Friday, September 23, 2011

Gradation

This started as a free write during my freshman class. I was inspired by looking down at my burgundy nail polish. I've always loved the names that nail polish and crayon companies give to colors. Once my friend and I took a box of sixty four crayons and renamed them based on the first thing we thought when we saw them. I created a character who shared this interest. 

Gradation
Her nails looked black against notebook paper. But she knew they were a very dark red. Darker than blood. She relished looking at the names of the colors on the bottoms of nail polish bottles. She always searched for one that matched her present mood. The one she chose was named simply “wine”. It seemed to embody the heaviness she felt. She would have renamed it with countless other more fitting words to describe such layers of color.
Naming hues had always been her favorite pastime. In elementary school while her teacher blathered on at the front of the room, she would take out her box of sixty four crayons, organize them by shade and proceed to write down her own name for each one. She struggled to remember the conventional names that she learned in kindergarten.
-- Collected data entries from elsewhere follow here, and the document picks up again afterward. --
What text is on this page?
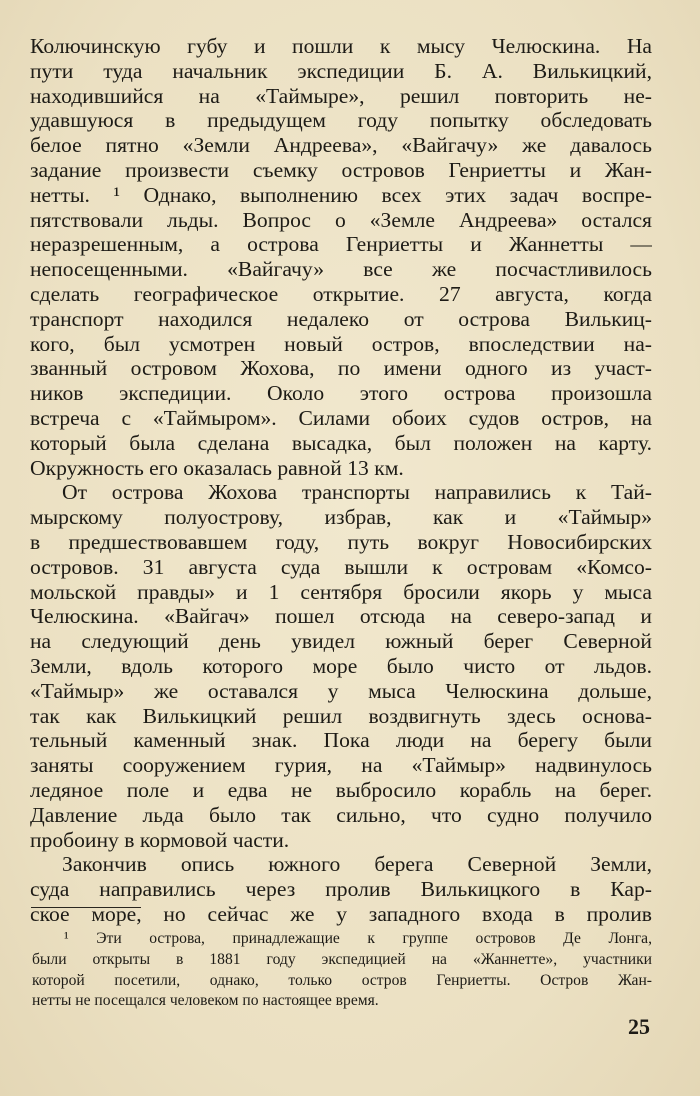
Колючинскую губу и пошли к мысу Челюскина. На
пути туда начальник экспедиции Б. А. Вилькицкий,
находившийся на «Таймыре», решил повторить не-
удавшуюся в предыдущем году попытку обследовать
белое пятно «Земли Андреева», «Вайгачу» же давалось
задание произвести съемку островов Генриетты и Жан-
нетты. ¹ Однако, выполнению всех этих задач воспре-
пятствовали льды. Вопрос о «Земле Андреева» остался
неразрешенным, а острова Генриетты и Жаннетты —
непосещенными. «Вайгачу» все же посчастливилось
сделать географическое открытие. 27 августа, когда
транспорт находился недалеко от острова Вилькиц-
кого, был усмотрен новый остров, впоследствии на-
званный островом Жохова, по имени одного из участ-
ников экспедиции. Около этого острова произошла
встреча с «Таймыром». Силами обоих судов остров, на
который была сделана высадка, был положен на карту.
Окружность его оказалась равной 13 км.
От острова Жохова транспорты направились к Тай-
мырскому полуострову, избрав, как и «Таймыр»
в предшествовавшем году, путь вокруг Новосибирских
островов. 31 августа суда вышли к островам «Комсо-
мольской правды» и 1 сентября бросили якорь у мыса
Челюскина. «Вайгач» пошел отсюда на северо-запад и
на следующий день увидел южный берег Северной
Земли, вдоль которого море было чисто от льдов.
«Таймыр» же оставался у мыса Челюскина дольше,
так как Вилькицкий решил воздвигнуть здесь основа-
тельный каменный знак. Пока люди на берегу были
заняты сооружением гурия, на «Таймыр» надвинулось
ледяное поле и едва не выбросило корабль на берег.
Давление льда было так сильно, что судно получило
пробоину в кормовой части.
Закончив опись южного берега Северной Земли,
суда направились через пролив Вилькицкого в Кар-
ское море, но сейчас же у западного входа в пролив
¹ Эти острова, принадлежащие к группе островов Де Лонга,
были открыты в 1881 году экспедицией на «Жаннетте», участники
которой посетили, однако, только остров Генриетты. Остров Жан-
нетты не посещался человеком по настоящее время.
25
To her brown had always been “daddy’s beer bottle”. And purple in her mind would always be “Bruised”. But certain colors changed as she grew older, yellow was “dandelions” until rather abruptly it turned into “jaundice”. “Cloudy day” just as suddenly became “tombstone”.
            She had to leave extra time to arrive at any destination because she would always encounter a new color in her surroundings that she had to write down. She carried a small notebook filled with seemingly incoherent lists.  “Lemongrass, empty bed, pewter kettle, morning bus ride, I can still picture your face, trampled path”. She had more color journals than books on the shelves of her small apartment. She was only renting, so she was forbidden to paint the walls. But she had devised a way to bring brightness into her home. She took swaths of fabric, cutouts from magazines, paint swatches and pasted them on, till the blankness was completely masked by a collage of different tints.
            She worked as an office assistant in a sterile room. Her boss always wore a scratchy charcoal colored tie; his face was drained and pale. He was the only person she interacted with there, at most they exchanged incomplete sentences and single purposeful words. Her job was to write down messages, make copies and file endless stacks of paper. But she found solace in the fact that, while working, she had discovered hundreds of different shades of white.